Wednesday, September 5, 2007

Evolution or Creation?

Where to start? The beginning, or not, as the argument may be.
The Christian faith denies the theory of evolution and the scientific community denies the theory of creation. So who is right, or more importantly, who has the evidence to back up their claims?
Let me start by making it clear that the theory of creation and the theory of evolution are just that, Theories. Neither have any base in absolute fact and neither can be 100% proved or disproved. All we have is supportive evidence on which we can make reasonable assumptions about how either theory could or could not be true.
From a personal point of view I can not see how creationism could support the diversity of life. Even the human race is so diverse in term of colours, builds, features and everything else that distinguishes one race from another, that one set of parents as little as 9000 to 12000 years ago (creationist estimate of the age of earth according to the bible)
The Bible claims that God created the world in just seven days which by any measure is pretty impressive considering it took two men nearly three weeks just to install my new bathroom.
It is fair to say on the side of creationism that one of Gods “days” could be billions of years of human time, so in my opinion there is no need to argue the possibility of a seven day universal construction.
Time in the bible is figurative at best. In Genesis on the sixth day God brought forth all the animals and Adam named them. Now given that there are over 90 million different known species of land animal (including birds, insects, reptiles, amphibians, mammals, invertebrates and vertebrates) the task of naming each one would have taken many, many years at least, and that did not include the marine life, but Adam did this all in one day.
There are several thing about the theory of creation that bothers me and which are not clearly explained in the bible.
When God supposedly created Adam (and take note that the Koran claims that it was Allah that created Adam) and Eve he placed them in the Garden of Eden and blessed them with two sons Cain and Abel (although only Cain, Abel and Seth are mentioned by name the bible tells that in his 930 or so years Adam had many more children after them). It is known that Cain Killed Abel and as a punishment he was outcast and sent to the east of Eden, to the land of Nod, where quite strangely he met and married a Shepard’s daughter (like any good mystery, her name was never revealed). By now you should be asking yourself “Where did she come from?” and quite rightly so. In chapter four of Genesis the population suddenly changed from just the original four (Adam, Eve, Cain and Abel) to a mass of population out side the Garden from Which Cain could choose a wife, in less that 16 paragraphs with no explanation. As yet I have never seen a convincing rationalisation of this paradox, although I have heard the use of such terms as “They could be the descendants of Adam not previously mentioned” or “God put them there after creating Adam and Eve” and my all time favourite “They just were, ok!”
Another worry I have is that if all the people were descended from Adam and Eve as claimed, then does God promote incest? The descendants of Adam would have had to take the terms of brotherly and sisterly love to a literal degree. I have seen the film Deliverance and I have seen what the results of what sort of offspring a man and wife can produce when they both share the same parents. We should all be sat on our back porches strumming our banjo’s with our little six fingered hands whilst drooling.
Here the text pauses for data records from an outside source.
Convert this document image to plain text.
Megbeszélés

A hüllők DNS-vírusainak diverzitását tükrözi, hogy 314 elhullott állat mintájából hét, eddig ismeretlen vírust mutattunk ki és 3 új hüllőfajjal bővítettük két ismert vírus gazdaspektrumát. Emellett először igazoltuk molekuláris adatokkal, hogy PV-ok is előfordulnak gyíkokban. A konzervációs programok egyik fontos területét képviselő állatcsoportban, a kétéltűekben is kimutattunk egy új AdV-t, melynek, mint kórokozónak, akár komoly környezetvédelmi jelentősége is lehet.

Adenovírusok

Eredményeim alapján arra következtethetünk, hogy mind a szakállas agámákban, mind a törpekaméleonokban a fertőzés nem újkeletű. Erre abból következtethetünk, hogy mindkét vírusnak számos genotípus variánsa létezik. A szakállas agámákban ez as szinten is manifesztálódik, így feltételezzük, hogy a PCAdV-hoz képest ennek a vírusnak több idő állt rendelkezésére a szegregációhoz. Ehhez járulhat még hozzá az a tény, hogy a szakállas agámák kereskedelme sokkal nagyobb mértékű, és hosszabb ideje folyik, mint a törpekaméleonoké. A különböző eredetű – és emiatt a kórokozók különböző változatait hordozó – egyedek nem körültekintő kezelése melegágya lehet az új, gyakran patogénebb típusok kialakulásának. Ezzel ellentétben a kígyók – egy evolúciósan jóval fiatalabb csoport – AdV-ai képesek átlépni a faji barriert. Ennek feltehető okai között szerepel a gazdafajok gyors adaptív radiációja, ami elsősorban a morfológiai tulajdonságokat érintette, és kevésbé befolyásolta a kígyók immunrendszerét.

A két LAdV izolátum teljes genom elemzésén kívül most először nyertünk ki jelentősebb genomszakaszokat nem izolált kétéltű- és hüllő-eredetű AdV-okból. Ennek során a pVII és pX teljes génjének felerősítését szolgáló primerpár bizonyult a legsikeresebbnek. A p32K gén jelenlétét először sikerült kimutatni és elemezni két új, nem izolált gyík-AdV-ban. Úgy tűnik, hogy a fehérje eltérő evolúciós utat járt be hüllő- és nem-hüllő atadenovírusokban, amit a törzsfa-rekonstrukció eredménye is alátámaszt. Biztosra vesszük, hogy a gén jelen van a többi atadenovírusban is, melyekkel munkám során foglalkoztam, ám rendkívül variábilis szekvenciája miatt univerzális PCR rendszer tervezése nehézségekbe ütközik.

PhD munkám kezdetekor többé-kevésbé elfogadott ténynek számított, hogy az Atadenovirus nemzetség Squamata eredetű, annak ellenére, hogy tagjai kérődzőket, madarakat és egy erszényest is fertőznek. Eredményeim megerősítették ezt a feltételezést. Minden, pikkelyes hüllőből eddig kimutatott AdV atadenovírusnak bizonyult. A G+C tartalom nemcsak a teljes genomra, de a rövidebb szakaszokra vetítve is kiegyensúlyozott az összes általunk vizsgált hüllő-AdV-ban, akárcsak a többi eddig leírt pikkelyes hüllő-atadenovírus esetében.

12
But in response a creationist would mock “are we expected to believe that we came from apes?” And believe me this is a standard response to any such questioning of God creation.
So let us set the record straight, when Darwin first postulated his now famous “theory of Evolution” he suggested that perhaps man and ape shared a common ancestor somewhere in the darker times of history, a primate that both man and ape could be related back to, but not that man and ape were ever one and the same.
Unlike Darwin, We now know that Humans and Apes share approximately 98-99% of the same DNA which proves we are more closely related than most people would like to admit. After all we are both primates, we walk upright, have opposable thumbs, binocular vision and only have one pair of mammary glands.
So like it or not, we are related to apes, although we are not required to invite them to family gatherings.

As I mention previously, Evolution is a theory, but unlike creationism, it is a theory with evidence. We have fossil records that show evidence of creatures that lived millions of years ago, and we can see the evidence of natural selection over a relatively short time. There is no doubt that dinosaurs existed, yet they are not mentioned in the bible at all, despite being some of the largest creatures ever to have roamed the planets surface. We have hundreds (maybe even thousands, I am not going to count) of museums around the world packed to the rafters with examples of this planets evolution and the plethora of creatures that once roamed in abundance around the globe but I have yet to see an equal (or even any significant) amount of museums that have evidence of creation with in.
In conclusion to this section ( I will most probably revisit this subject again) I believe in evolution simply because I can see examples of how creatures have developed over many millennium to suit their environments but none to support that God created everything at once.